14 Ağustos 2020 Cuma

OBSIDIAN GATE - COLOSSAL CHRISTHUNT


2001 yılında soğuk bir kış günü Ankara'nın sokaklarında gezerken girdiğim bir müzik mağazasında, oldukça dolgun içerikli bir metal fanzin buldum. Yanında üç tane de CD hediye eden dergiyi anında kaptım. Albüm tanıtımları kısmı öylesine zengindi ki, hangisine bakacağımı şaşırmıştım. Obsidian Gate'in Colossal Christhunt albümü ile bu dergi vasıtası ile tanışmış oldum. Şüphesiz ilgimi ilk çeken detay albüm kapağıydı. Grubun logosunu söylemiyorum bile. O ayrı bir estetik obje. O zamanlar internet bu yazıyı yazdığım 2020 yılındaki kadar güçlü değildi ve albümlere ulaşmak kolay olmuyordu. Bu albümü uzun süre merak ettikten sonra nihayet 2005 yılında sipariş etme fırsatı buldum. Gelen CD'nin baskısı beni biraz şaşırttı çünkü renkler internette gördüğüm fotoğrafları gibi değildi. Sonra bu baskının Rusya'da bir firma tarafından ikinci baskı olarak yapıldığını öğrendim. Ben ulaşana dek Almanya'da basılan ilk kopyalar çoktan tükenip koleksiyoncuların karanlık mahzenlerindeki yerlerini almışlardı. Elimdeki ürün de resmi bir baskı olmasına rağmen meczup bir koleksiyoncu olduğum için ilk baskının peşine düştüm. Ne macera ama! Bir tane bulmam ve satın almayı başarmam 2018 yılını buldu. Şimdi iki baskı da koleksiyonuma dahil oldu ve meczup ruhum huzur buldu. 

Her albümünde farklı bir konsept belirleyip onun üzerinen hikâyeler anlatan Alman grup, bu albümde Roma’nın acımasız arenalarında aslanlara yem edilen Hıristiyanların hikâyesini anlatmayı tercih etmiş. Albümün ismini de "Muazzam İsa Avı" olarak belirlemişler ki konseptle şüphesiz kusursuz bir uyumu var. Kapak resmi Jean-Léon Gérôme isimli sanatçının 1872 tarihli Pollice Verso tablosundan alınmış. Orijinali renkli olan tablo, albüm kapağında kahverengi tonlarda ve yönü değiştirilerek (ayna görüntüsü) sunulmuş. 

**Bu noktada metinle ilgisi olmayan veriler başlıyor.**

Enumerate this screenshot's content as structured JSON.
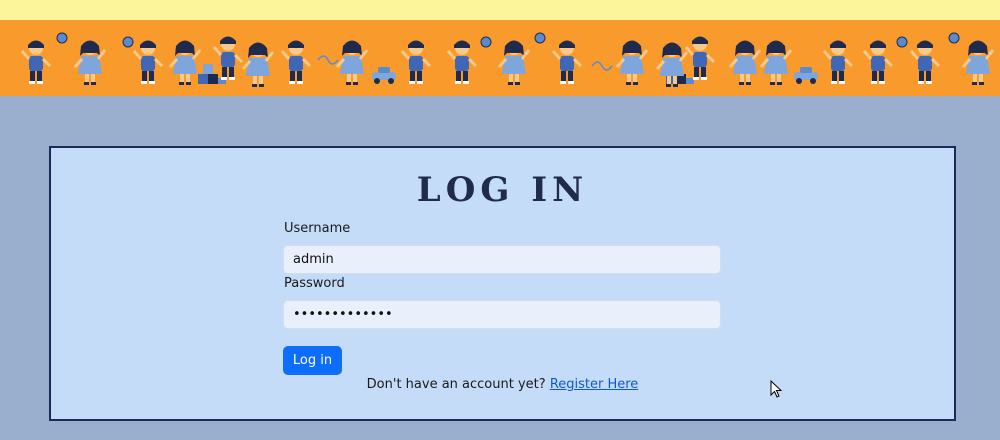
{
  "page": {
    "title": "LOG IN",
    "username_label": "Username",
    "username_value": "admin",
    "password_label": "Password",
    "password_value": "•••••••••••••",
    "login_button": "Log in",
    "register_prompt": "Don't have an account yet?",
    "register_link": "Register Here"
  },
  "colors": {
    "banner": "#f99a2c",
    "top_strip": "#fdf59a",
    "background": "#9aafcd",
    "card": "#c5dcf8",
    "accent": "#0d6efd"
  },
  "icons": [
    "mouse-cursor-icon"
  ]
}
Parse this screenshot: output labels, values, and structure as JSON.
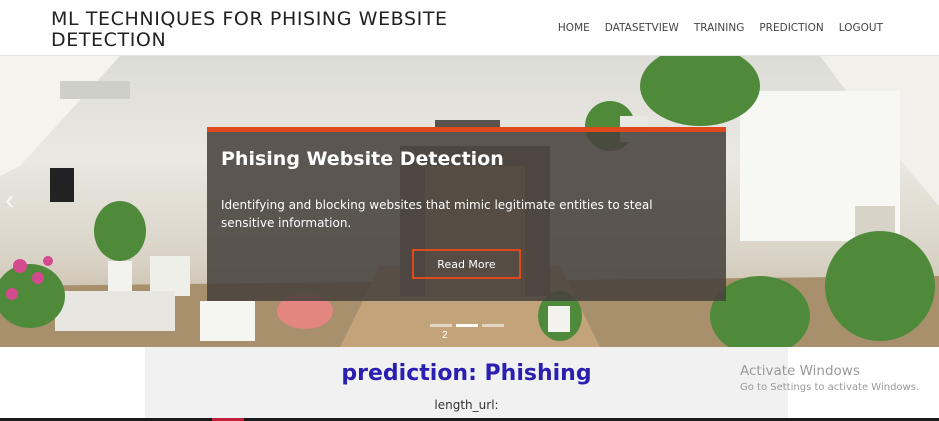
{
  "header": {
    "site_title": "ML TECHNIQUES FOR PHISING WEBSITE DETECTION",
    "nav": [
      "HOME",
      "DATASETVIEW",
      "TRAINING",
      "PREDICTION",
      "LOGOUT"
    ]
  },
  "hero": {
    "title": "Phising Website Detection",
    "description": "Identifying and blocking websites that mimic legitimate entities to steal sensitive information.",
    "button_label": "Read More",
    "prev_arrow": "‹",
    "slide_indicator_text": "2",
    "active_slide": 2,
    "slide_count": 3
  },
  "result": {
    "prediction_text": "prediction: Phishing",
    "field_label": "length_url:"
  },
  "watermark": {
    "title": "Activate Windows",
    "subtitle": "Go to Settings to activate Windows."
  },
  "colors": {
    "accent": "#e0481d",
    "prediction": "#2a1fb0"
  }
}
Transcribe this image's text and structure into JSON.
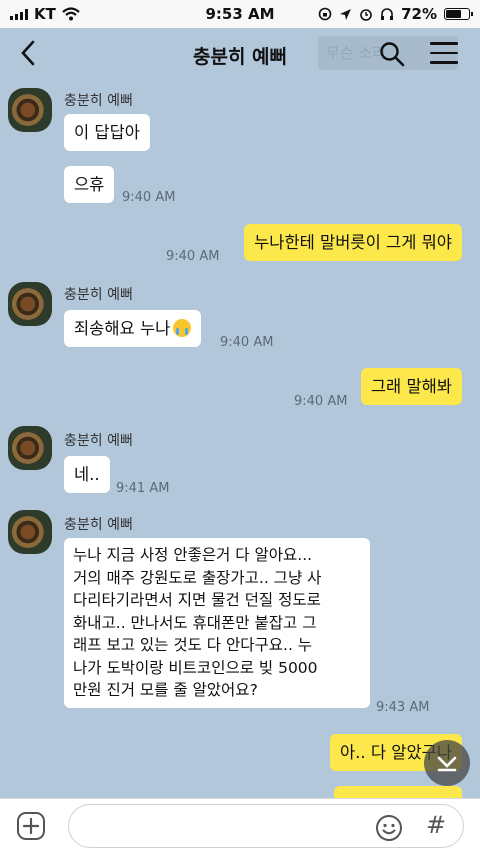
{
  "status": {
    "carrier": "KT",
    "time": "9:53 AM",
    "battery": "72%",
    "battery_level": 0.72
  },
  "header": {
    "back_icon": "chevron-left-icon",
    "title": "충분히 예뻐",
    "search_placeholder": "무슨 소리",
    "search_icon": "search-icon",
    "menu_icon": "hamburger-menu-icon"
  },
  "messages": [
    {
      "side": "in",
      "sender": "충분히 예뻐",
      "text": "이 답답아"
    },
    {
      "side": "in",
      "text": "으휴",
      "time": "9:40 AM"
    },
    {
      "side": "out",
      "text": "누나한테 말버릇이 그게 뭐야",
      "time": "9:40 AM"
    },
    {
      "side": "in",
      "sender": "충분히 예뻐",
      "text": "죄송해요 누나",
      "time": "9:40 AM",
      "emoji": "crying-face-emoji"
    },
    {
      "side": "out",
      "text": "그래 말해봐",
      "time": "9:40 AM"
    },
    {
      "side": "in",
      "sender": "충분히 예뻐",
      "text": "네..",
      "time": "9:41 AM"
    },
    {
      "side": "in",
      "sender": "충분히 예뻐",
      "lines": [
        "누나 지금 사정 안좋은거 다 알아요...",
        "거의 매주 강원도로 출장가고.. 그냥 사",
        "다리타기라면서 지면 물건 던질 정도로",
        "화내고.. 만나서도 휴대폰만 붙잡고 그",
        "래프 보고 있는 것도 다 안다구요.. 누",
        "나가 도박이랑 비트코인으로 빚 5000",
        "만원 진거 모를 줄 알았어요?"
      ],
      "time": "9:43 AM"
    },
    {
      "side": "out",
      "text": "아.. 다 알았구나"
    }
  ],
  "input": {
    "placeholder": "",
    "plus_icon": "plus-icon",
    "emoji_icon": "emoji-icon",
    "hash_icon": "hash-icon",
    "hash_label": "#"
  },
  "colors": {
    "background": "#b2c7da",
    "my_bubble": "#fde84b",
    "their_bubble": "#ffffff"
  }
}
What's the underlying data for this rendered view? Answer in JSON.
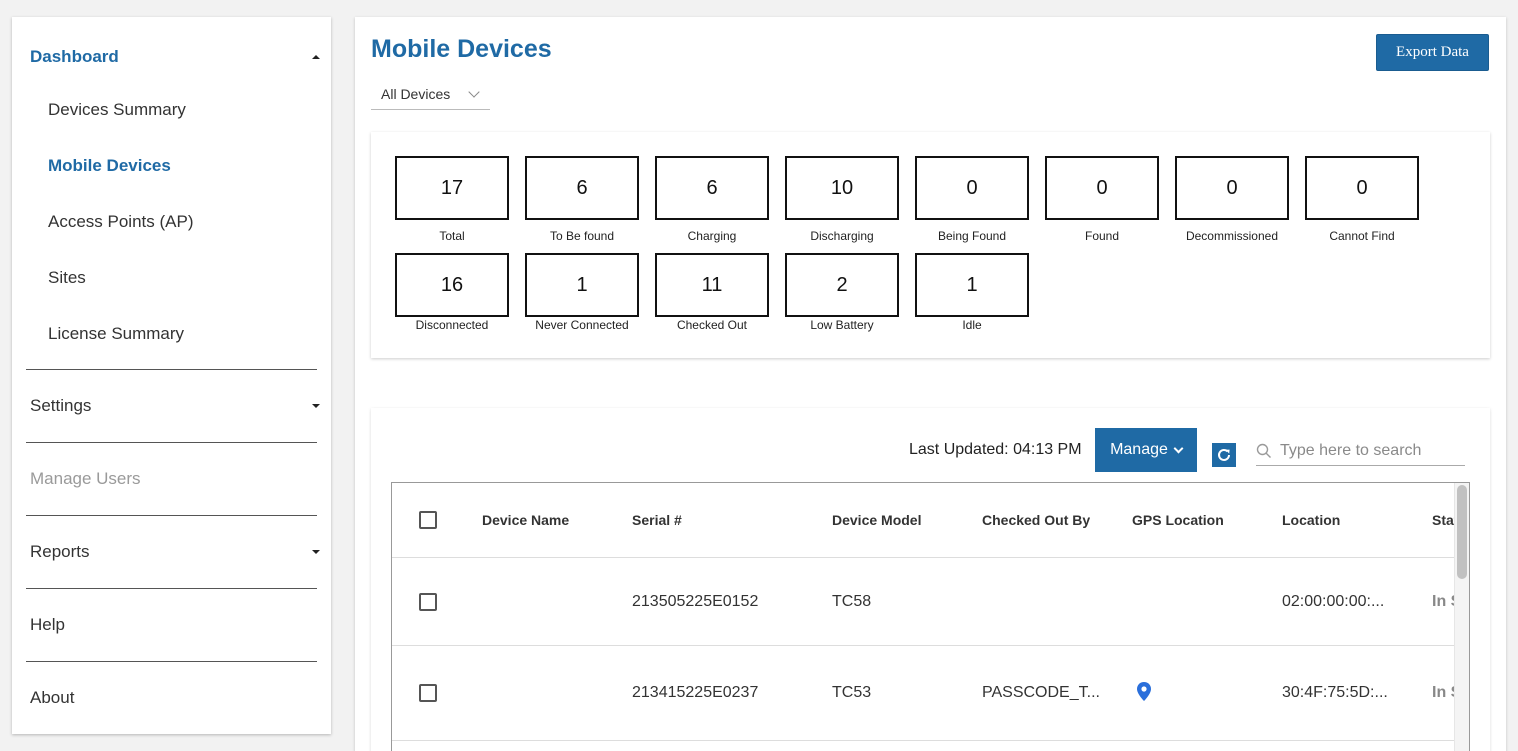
{
  "sidebar": {
    "dashboard_label": "Dashboard",
    "sub_items": [
      {
        "label": "Devices Summary"
      },
      {
        "label": "Mobile Devices"
      },
      {
        "label": "Access Points (AP)"
      },
      {
        "label": "Sites"
      },
      {
        "label": "License Summary"
      }
    ],
    "settings_label": "Settings",
    "manage_users_label": "Manage Users",
    "reports_label": "Reports",
    "help_label": "Help",
    "about_label": "About"
  },
  "header": {
    "title": "Mobile Devices",
    "export_label": "Export Data",
    "filter_value": "All Devices"
  },
  "stats": [
    {
      "value": "17",
      "label": "Total"
    },
    {
      "value": "6",
      "label": "To Be found"
    },
    {
      "value": "6",
      "label": "Charging"
    },
    {
      "value": "10",
      "label": "Discharging"
    },
    {
      "value": "0",
      "label": "Being Found"
    },
    {
      "value": "0",
      "label": "Found"
    },
    {
      "value": "0",
      "label": "Decommissioned"
    },
    {
      "value": "0",
      "label": "Cannot Find"
    },
    {
      "value": "16",
      "label": "Disconnected"
    },
    {
      "value": "1",
      "label": "Never Connected"
    },
    {
      "value": "11",
      "label": "Checked Out"
    },
    {
      "value": "2",
      "label": "Low Battery"
    },
    {
      "value": "1",
      "label": "Idle"
    }
  ],
  "toolbar": {
    "last_updated": "Last Updated: 04:13 PM",
    "manage_label": "Manage",
    "search_placeholder": "Type here to search"
  },
  "table": {
    "columns": [
      "Device Name",
      "Serial #",
      "Device Model",
      "Checked Out By",
      "GPS Location",
      "Location",
      "Stat"
    ],
    "rows": [
      {
        "device_name": "",
        "serial": "213505225E0152",
        "model": "TC58",
        "checked_out_by": "",
        "gps": false,
        "location": "02:00:00:00:...",
        "status": "In S"
      },
      {
        "device_name": "",
        "serial": "213415225E0237",
        "model": "TC53",
        "checked_out_by": "PASSCODE_T...",
        "gps": true,
        "location": "30:4F:75:5D:...",
        "status": "In S"
      }
    ]
  },
  "colors": {
    "accent": "#1f6aa5",
    "disabled_text": "#9a9a9a",
    "gps_pin": "#2a6fdb"
  },
  "icons": [
    "caret-up-icon",
    "caret-down-icon",
    "chevron-down-icon",
    "refresh-icon",
    "search-icon",
    "gps-pin-icon"
  ]
}
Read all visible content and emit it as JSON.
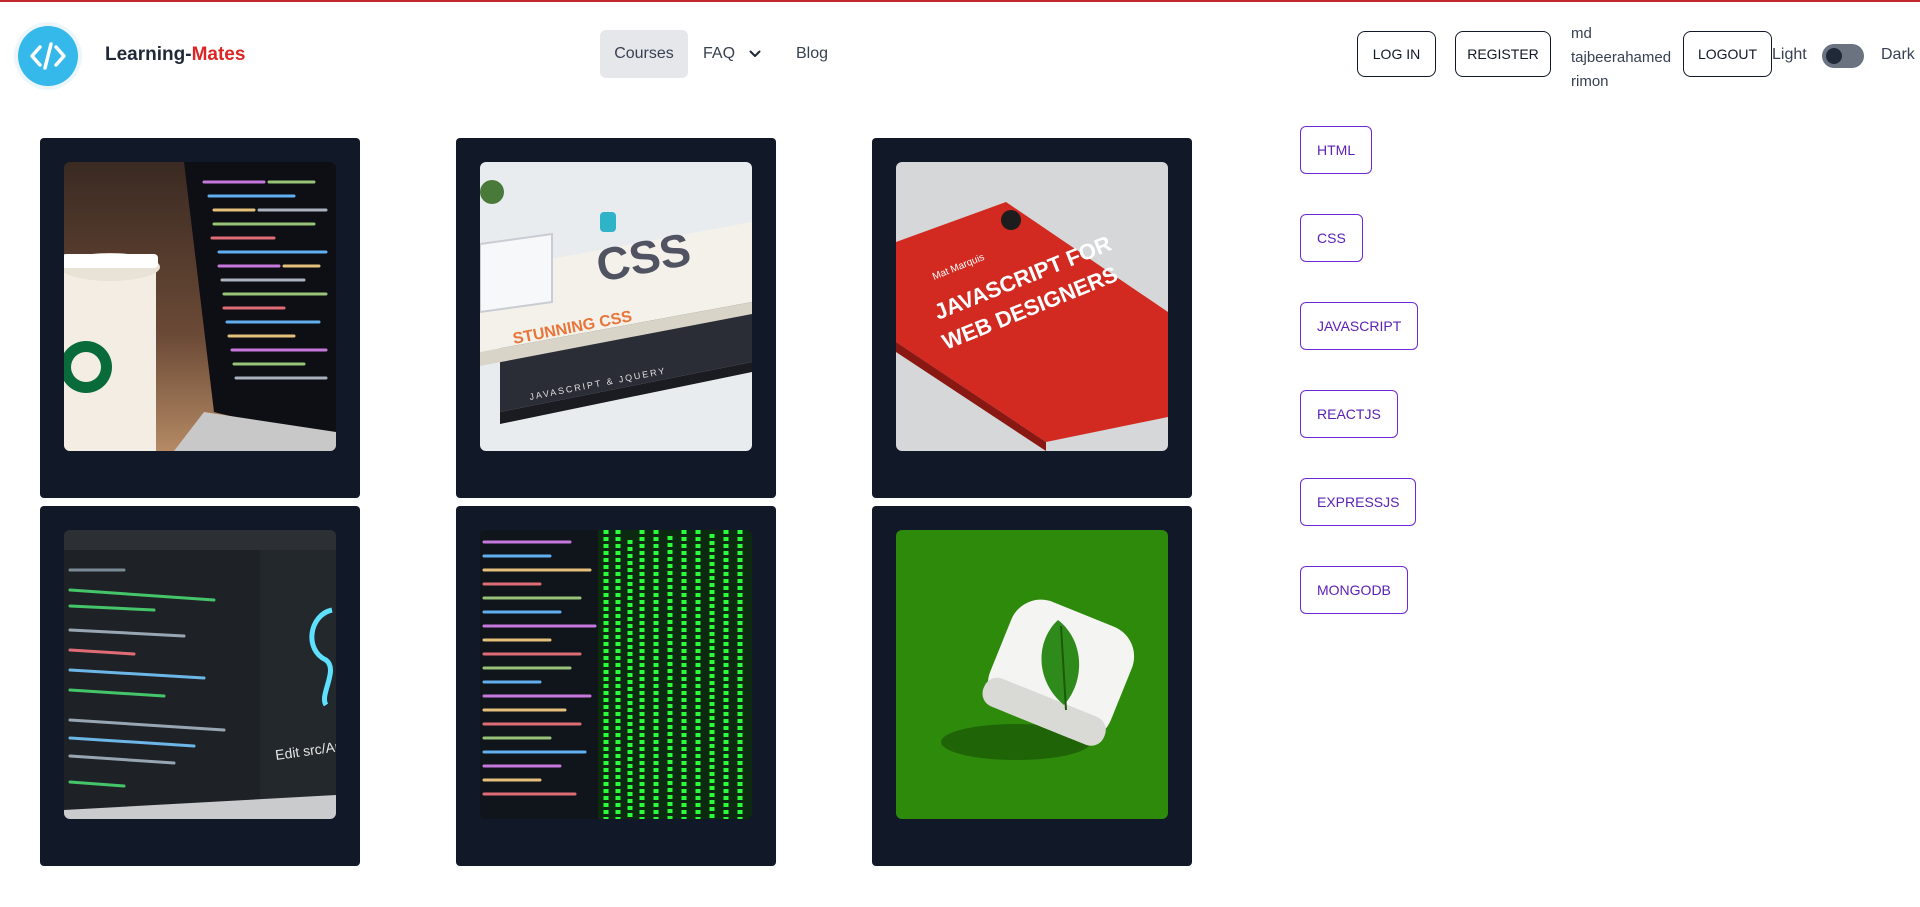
{
  "brand": {
    "prefix": "Learning-",
    "accent": "Mates",
    "accent_color": "#dc2626",
    "logo_icon": "code-icon"
  },
  "nav": {
    "courses": "Courses",
    "faq": "FAQ",
    "blog": "Blog"
  },
  "auth": {
    "login": "LOG IN",
    "register": "REGISTER",
    "user_line1": "md",
    "user_line2": "tajbeerahamed",
    "user_line3": "rimon",
    "logout": "LOGOUT"
  },
  "theme": {
    "light": "Light",
    "dark": "Dark",
    "dark_mode_on": false
  },
  "courses": [
    {
      "image": "coffee-cup-laptop-code-photo"
    },
    {
      "image": "css-javascript-books-photo"
    },
    {
      "image": "javascript-for-web-designers-book-photo"
    },
    {
      "image": "code-editor-screen-photo"
    },
    {
      "image": "green-code-terminal-photo"
    },
    {
      "image": "mongodb-leaf-logo-photo"
    }
  ],
  "categories": [
    "HTML",
    "CSS",
    "JAVASCRIPT",
    "REACTJS",
    "EXPRESSJS",
    "MONGODB"
  ],
  "photo_text": {
    "book1_title": "STUNNING CSS",
    "book1_spine": "CSS",
    "book2_spine": "JAVASCRIPT & JQUERY",
    "book3_author": "Mat Marquis",
    "book3_title_line1": "JAVASCRIPT FOR",
    "book3_title_line2": "WEB DESIGNERS",
    "editor_text": "Edit src/App"
  },
  "colors": {
    "card_bg": "#111827",
    "category_border": "#6d28d9",
    "category_text": "#5b21b6",
    "top_rule": "#c1272d"
  }
}
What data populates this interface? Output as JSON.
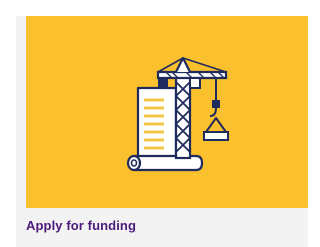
{
  "card": {
    "title": "Apply for funding",
    "illustration": "crane-building-blueprint-icon",
    "colors": {
      "background": "#fbc02d",
      "ink": "#1f2b5c",
      "paper": "#ffffff",
      "paper_lines": "#f4c542",
      "title": "#4b1a7a",
      "card_bg": "#f3f3f3"
    }
  }
}
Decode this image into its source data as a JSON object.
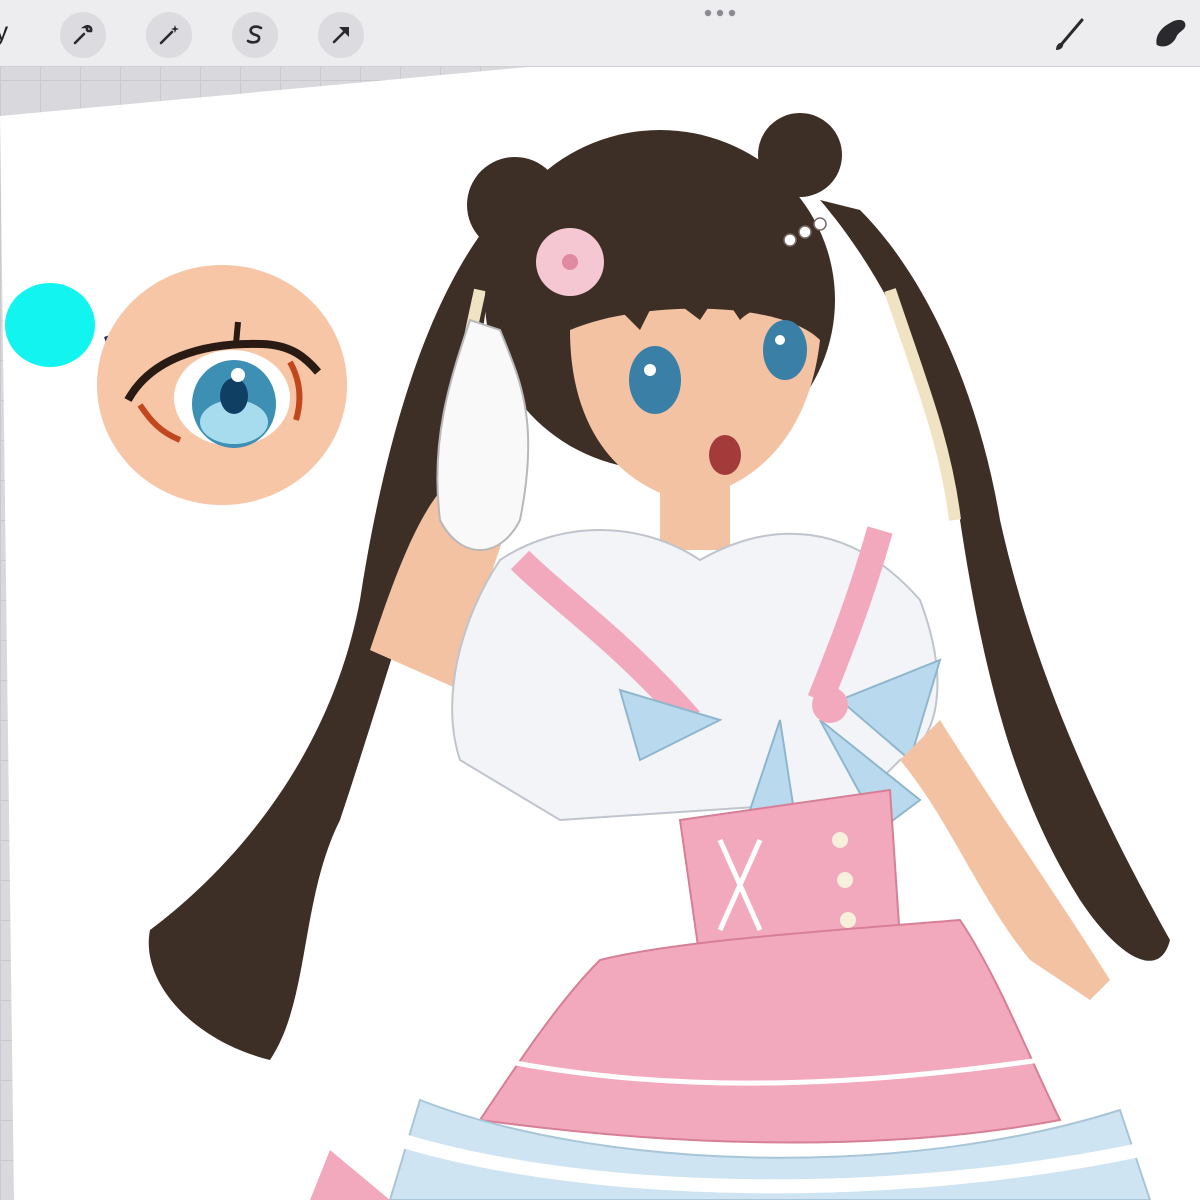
{
  "toolbar": {
    "gallery_label": "ery",
    "left_tools": [
      {
        "icon": "wrench-icon",
        "name": "actions"
      },
      {
        "icon": "magic-wand-icon",
        "name": "adjustments"
      },
      {
        "icon": "selection-s-icon",
        "name": "selection"
      },
      {
        "icon": "transform-arrow-icon",
        "name": "transform"
      }
    ],
    "center_icon": "more-dots-icon",
    "right_tools": [
      {
        "icon": "brush-icon",
        "name": "paint"
      },
      {
        "icon": "smudge-icon",
        "name": "smudge"
      }
    ]
  },
  "canvas": {
    "description_colors": {
      "paper": "#ffffff",
      "swatch": "#12f4f0",
      "skin_circle": "#f6c7a7",
      "hair": "#3e2f26",
      "dress_pink": "#f3a9bd",
      "bow_blue": "#b9daee"
    }
  }
}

Şüphesiz en önemli konu müziğin kendisi. Biraz da ondan bahsedelim. Obsidian Gate bir Black Metal grubu. Bu albümde çalan iki ayrı klavyeci var ki bu alışılagelmişin dışında bir durum. Öyle olunca senfonik altyapı da en üst düzeyde oluyor. Tabi kompozisyonları oluşturan melodiler klasik müzikte duymaya alıştığımızdan çok daha farklı, çiğ ve çılgınca. Davulların bilgisayarda yazıldığını tahmin ediyorum ama mix öyle iyi yapılmış ki bu durum hiç rahatsız etmiyor. Müziği şarkı sözlerini okuyarak dinlediğinizde daha iyi derinlik kazanıyor ve grup üyelerinin müzik ve konu bütünlüğüne ne kadar önem verdiklerine şahit oluyoruz. 

Doğrusunu söylemek gerekirse bu albümün bir LP sürümü ve hatta bir Picture Disc sürümü olmasını çok isterdim. O muhteşem kapağı ile koleksiyoncuların pek bir ilgisini çeker ve muhtemelen kısa sürede tükenirdi. CD sürümü ile bile nadir bulunanlar sınıfına kısa sürede giren bu albüm, tarzın meraklılarına tavsiye edilir.